Naquela manhã acordou feliz,
corajoso. Estava assoviando quando ouviu Nancy pedindo para ele parar com o
barulho porque estava com dor de cabeça.
Nada como uma descarga de mau humor para
acabar com a manhã.
Oscilando
entre a vontade e o medo, Maurício mal sentiu o dia passando.
Desceu
apressado do metrô, com passos rápidos chegou ao seu destino.

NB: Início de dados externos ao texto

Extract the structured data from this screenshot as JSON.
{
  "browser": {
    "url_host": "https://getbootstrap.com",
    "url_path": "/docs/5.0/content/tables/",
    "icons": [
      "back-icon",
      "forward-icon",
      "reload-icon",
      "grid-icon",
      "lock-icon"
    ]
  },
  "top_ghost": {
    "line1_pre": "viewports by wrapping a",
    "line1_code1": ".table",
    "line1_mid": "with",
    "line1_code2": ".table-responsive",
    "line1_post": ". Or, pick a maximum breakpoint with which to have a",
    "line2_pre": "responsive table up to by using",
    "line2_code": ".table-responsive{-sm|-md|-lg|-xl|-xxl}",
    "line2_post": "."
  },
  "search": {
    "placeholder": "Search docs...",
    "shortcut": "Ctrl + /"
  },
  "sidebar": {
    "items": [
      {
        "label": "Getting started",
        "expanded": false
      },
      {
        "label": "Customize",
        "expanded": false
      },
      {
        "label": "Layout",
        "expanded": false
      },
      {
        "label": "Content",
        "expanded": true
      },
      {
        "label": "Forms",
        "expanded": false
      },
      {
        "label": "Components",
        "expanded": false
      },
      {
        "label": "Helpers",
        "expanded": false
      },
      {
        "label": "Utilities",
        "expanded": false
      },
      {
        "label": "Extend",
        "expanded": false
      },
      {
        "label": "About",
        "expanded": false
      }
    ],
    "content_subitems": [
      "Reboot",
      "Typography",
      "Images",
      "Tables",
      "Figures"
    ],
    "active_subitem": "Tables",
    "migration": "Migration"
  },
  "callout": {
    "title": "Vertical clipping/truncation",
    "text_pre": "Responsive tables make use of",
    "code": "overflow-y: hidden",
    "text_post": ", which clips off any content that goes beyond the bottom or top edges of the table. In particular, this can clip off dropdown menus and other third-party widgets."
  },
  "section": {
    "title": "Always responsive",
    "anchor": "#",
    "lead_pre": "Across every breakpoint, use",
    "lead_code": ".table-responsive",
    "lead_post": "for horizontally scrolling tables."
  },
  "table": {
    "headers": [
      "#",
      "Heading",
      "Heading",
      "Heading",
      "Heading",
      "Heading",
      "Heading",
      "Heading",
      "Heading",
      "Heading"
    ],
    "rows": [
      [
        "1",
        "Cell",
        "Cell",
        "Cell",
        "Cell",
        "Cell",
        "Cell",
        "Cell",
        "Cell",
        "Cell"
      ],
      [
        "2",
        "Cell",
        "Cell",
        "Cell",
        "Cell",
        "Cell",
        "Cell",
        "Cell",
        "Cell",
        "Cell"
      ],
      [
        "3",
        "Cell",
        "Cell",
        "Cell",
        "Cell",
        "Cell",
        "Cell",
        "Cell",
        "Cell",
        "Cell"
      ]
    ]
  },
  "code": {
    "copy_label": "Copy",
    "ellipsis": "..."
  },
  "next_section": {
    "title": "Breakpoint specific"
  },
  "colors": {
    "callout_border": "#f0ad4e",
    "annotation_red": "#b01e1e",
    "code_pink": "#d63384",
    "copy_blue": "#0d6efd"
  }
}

Há quanto tempo não venho, deveria ter dado
um fim nisso há muito tempo!
A
rua era pouco movimentada, mas no bairro onde estava ninguém acharia estranho
ver um homem, elegantemente vestido, parado na rua. O bairro de classe média
alta era famoso por sua tranqüilidade.
Ressabiado,
olhou para os dois lados da rua, não havia nada com o que se preocupar.
Vou entrar!
Não
sabia o quanto era feliz ali, o quanto sua vida mudava de significado, parecia
ter um rumo, uma direção.
É festa!
Seu
armário continuava da maneira como o havia visto pela última vez, tudo no mesmo
lugar, tudo o que precisava estava ali. Tocar em seus objetos era como ser
transportado para outro mundo.
___
Pensei que não veria mais você, Maurício.
___
Você sabe que eu sempre volto.
___
Eu poderia não estar aqui. Você não telefonou.
___
Eu sei que te devo desculpas... __ a frase ficou em suspenso.
Havia
uma pergunta a ser feita:
___
Hoje vai poder ficar um pouco mais?
Ele
pensou, adoraria dizer aquele par de olhos castanhos que ficaria para sempre,
mas sabia que não podia, a vida, o mundo, continuava a girar lá fora e ele
precisava fazer parte disso.
___
Não. __ a voz saiu insegura, carente.
___
Lembra da última vez?
___
Como eu poderia esquecer? Foi fantástico, penso nisso todos os dias.
___
Que bom!
___
Sabe que eu sofro, sou fraco.
___
Todos nós sofremos, mas há um provérbio japonês antigo que diz o seguinte:
“Aquele que ri, ao invés de enfurecer-se, é sempre o mais forte.”. Todos somos
fortes a nossa maneira.
___
Eu te amo.
___
Maurício... ah... Para que perder tempo com jogos de palavras. Eu também te
amo. Vou te deixar a vontade.
O
silêncio era completo, havia apenas uma luz acesa e ele se colocou no meio
dela.
O
som suave do piano acompanhou a voz nos primeiros acordes de “Ne me quitte pás”
ao melhor estilo de Piaf.
Os
aplausos surgiram.
Estou feliz!
Ao
cantar o seguinte trecho, buscou os doces olhos amados:
“Moi
je t’offrirai
Des
perles de pluie
Venues
de pays
Où
il ne pleut pas
Je
creuserai la terre
Jusqu’apres
ma mort
Pour
couvrir ton corps
D’or
et lumière” [i]
Estava
no seu auge, maravilhoso, sublime.
Os
últimos versos sempre guardam surpresas, e ao imprimir sua voz suave em:
“Laisse-moi devenir” [ii],
ouviu-se o som ensurdecedor de um tiro sendo disparado.
A
diva estava caída no chão. Todos correram para ampará-la, inclusive sua algoz.
___
Maurício me perdoa. Eu estava louca, desconfiada, segui você até aqui. Oh, meu
Deus, o que foi que eu fiz? Não morra, não morra...
A
voz estava difícil de sair, a dor era lancinante.
___
Nancy, eu tentei, mas não consegui.
___
Maurício, por favor, não vá embora. Agora que ela sabe de tudo ainda podemos
ficar juntos.
A
voz de André penetrava como que vinda de longe nos ouvidos de Maurício.
___
Je ne vais plus pleurer.[iii]
Eu te amo, André, jamais deveria ter escondido o que eu era.
Aos
poucos os olhos foram se fechando, o silêncio tomou conta de tudo, seu corpo já
não sentia mais dor, estava partindo, partia como deveria ter nascido.
As pessoas acabam esquecendo de quem são. As pessoas criam imagens de uma e outra e não conhecem quem verdadeiramente está ao seu lado. Não existem amor entre as pessoas dessa sociedade.